Speaking of Dr. Krakow's possible view regarding flow limitations and UARS:
-SWS wrote: . . . I see his view as almost universally correlating FL with UARS. . . .
I also think he (Dr. K) sees flow limitations that way.
jnk wrote:I would not disagree with that view of his views, as I read them. If a tired/sleepy person with flow limitations improves, subjectively, with PAP therapy, I am guessing he would call that UARS.
As would most doctors who subscribe to the idea that there
is such a thing as a
SYNDROME called UARS (Upper Airway Resistance Syndrome), described by Dr. Guilleminault.
But here's where I think Dr. K goes too far -- in his thinking that
every last flow limited breath needs to be rounded out before a person is getting
optimum treatment.
I have no problem with his promoting bilevel machines as being more comfortable for most people to use...feeling more like natural breathing. I also think his work in cognitive behavior therapy to help people with sleep disorders or difficulty adapting to "cpap" is wonderful.
What I
do question is Dr. Krakow's idea that if, during PSG titration, some flow limitations still appear, pressure should be raised and raised and raised until EVERY inspiratory/expiratory phase of the breath is rounded.
Even if they are not causing any arousals whatsoever on the EEG channel.
Even if that means going to an IPAP pressure of 20 or more.
Even if all apneas, hypopneas AND RERAs (Respiratory Effort Related Arousals) disappeared long ago at a much lower pressure.
The list -SWS gave of Dr. Krakow's remarks just on this message board alone, sure lead me to believe that Dr. K does, indeed, equate flow limited breaths --
even ones that do not cause an EEG measurable arousal -- with a thing that needs to be treated. I think Dr. K actually does equate flow limitations that don't cause arousals with UARS as a syndrome, no matter how Dr. K waffled with the words "probably", "close", and "pragmatically", when answering a question -SWS asked him:
In his first post on page 1 of a topic Dr. Krakow started (BILEVEL PAP Therapy Pearls: Clearing the First Hurdle)
viewtopic.php?p=243359#p243359
Dr. Krakow wrote:
A reminder that for all practical purposes, the following three terms are interchangeable:
· UARS (upper airway resistance)
· Flow limitation
· RERAs (respiratory effort-related arousals)
On page 6 of the same topic (BILEVEL PAP Therapy Pearls: Clearing the First Hurdle)
-SWS asked:
I have a question for Dr. Krakow. My question regards Dr. Krakow's repeated verbal equation between the phrase "flow limitations" and the acronym representing the syndrome referred to as UARS. Dr. Krakow, do you consciously intend to equate "flow limitations" and "UARS" as implied equivalents?
Dr. Krakow replied:
My point is that flow limitations probably do not equate to UARS but they come close, meaning that if you look hard and long for people who think they are normal sleepers, I think you will discover that many of them are not.
-- snipped --
So, pragmatically, it's generally useful to equate flow limitation with UARS, but I concur that technically, there may be patients who suffer flow limitations for other reasons for which PAP therapy may not be the answer. Although I don't know what causes this problem, I think it is important to note that some of these cases show flow limitation ending not in an EEG arousal but in a new normal breath. I suspect these FLEs are clinically relevant.
Note especially Dr. K's last sentence -- talking about flow limitations that do not cause an EEG arousal:
I suspect these FLEs are clinically relevant.

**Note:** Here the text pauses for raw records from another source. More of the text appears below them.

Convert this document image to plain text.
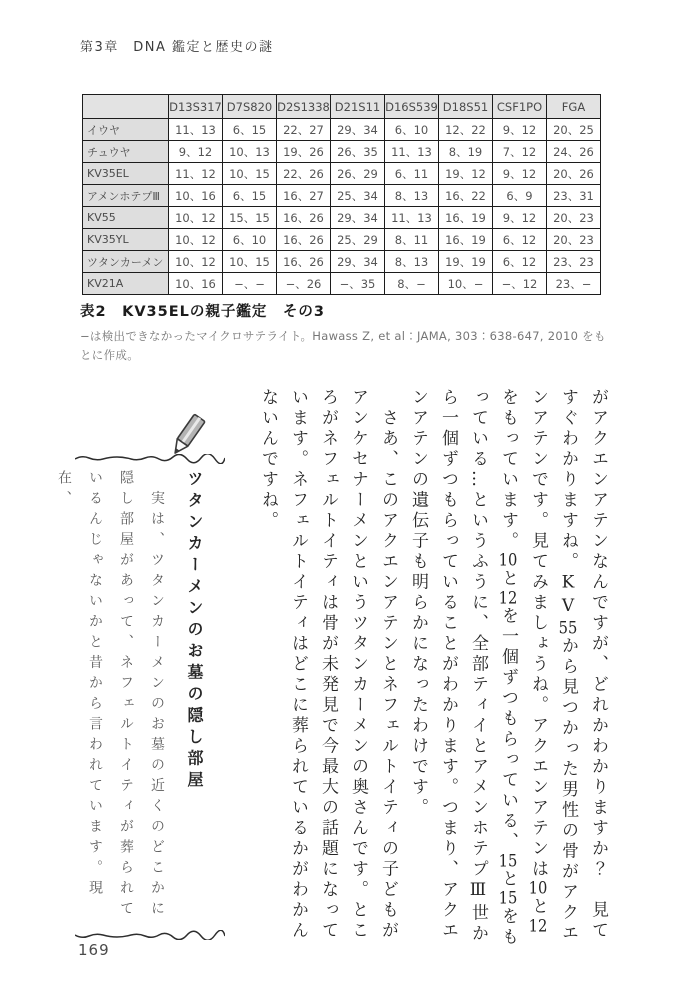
第3章　DNA 鑑定と歴史の謎
	D13S317	D7S820	D2S1338	D21S11	D16S539	D18S51	CSF1PO	FGA
イウヤ	11、13	6、15	22、27	29、34	6、10	12、22	9、12	20、25
チュウヤ	9、12	10、13	19、26	26、35	11、13	8、19	7、12	24、26
KV35EL	11、12	10、15	22、26	26、29	6、11	19、12	9、12	20、26
アメンホテプⅢ	10、16	6、15	16、27	25、34	8、13	16、22	6、9	23、31
KV55	10、12	15、15	16、26	29、34	11、13	16、19	9、12	20、23
KV35YL	10、12	6、10	16、26	25、29	8、11	16、19	6、12	20、23
ツタンカーメン	10、12	10、15	16、26	29、34	8、13	19、19	6、12	23、23
KV21A	10、16	−、−	−、26	−、35	8、−	10、−	−、12	23、−
表2　KV35ELの親子鑑定　その3
−は検出できなかったマイクロサテライト。Hawass Z, et al：JAMA, 303：638-647, 2010 をもとに作成。

がアクエンアテンなんですが、どれかわかりますか？　見てすぐわかりますね。KV55から見つかった男性の骨がアクエンアテンです。見てみましょうね。アクエンアテンは10と12をもっています。10と12を一個ずつもらっている、15と15をもっている…というふうに、全部ティイとアメンホテプⅢ世から一個ずつもらっていることがわかります。つまり、アクエンアテンの遺伝子も明らかになったわけです。

　さあ、このアクエンアテンとネフェルトイティの子どもがアンケセナーメンというツタンカーメンの奥さんです。ところがネフェルトイティは骨が未発見で今最大の話題になっています。ネフェルトイティはどこに葬られているかがわかんないんですね。

ツタンカーメンのお墓の隠し部屋

　実は、ツタンカーメンのお墓の近くのどこかに隠し部屋があって、ネフェルトイティが葬られているんじゃないかと昔から言われています。現在、

169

Dr. K would aggressively titrate even the most harmless (imho) flow limited breaths away in the cause of "optimum" (in his view) PAP treatment. Because he views them as "clinically relevant." I think a titration that aggressive, that results in very high pressures could easily cause many other problems...mask leak problems primarily...that could
greatly interfere with getting "optimum" treatment.
If it
really took rounding out every last flow limitation to say a person was getting optimum treatment, that would be one thing. I'd jump right on Dr. K's "round 'em ALL out" bandwagon. I just don't think that's the case...not when talking about flow limited breaths that do NOT cause EEG measurable arousals.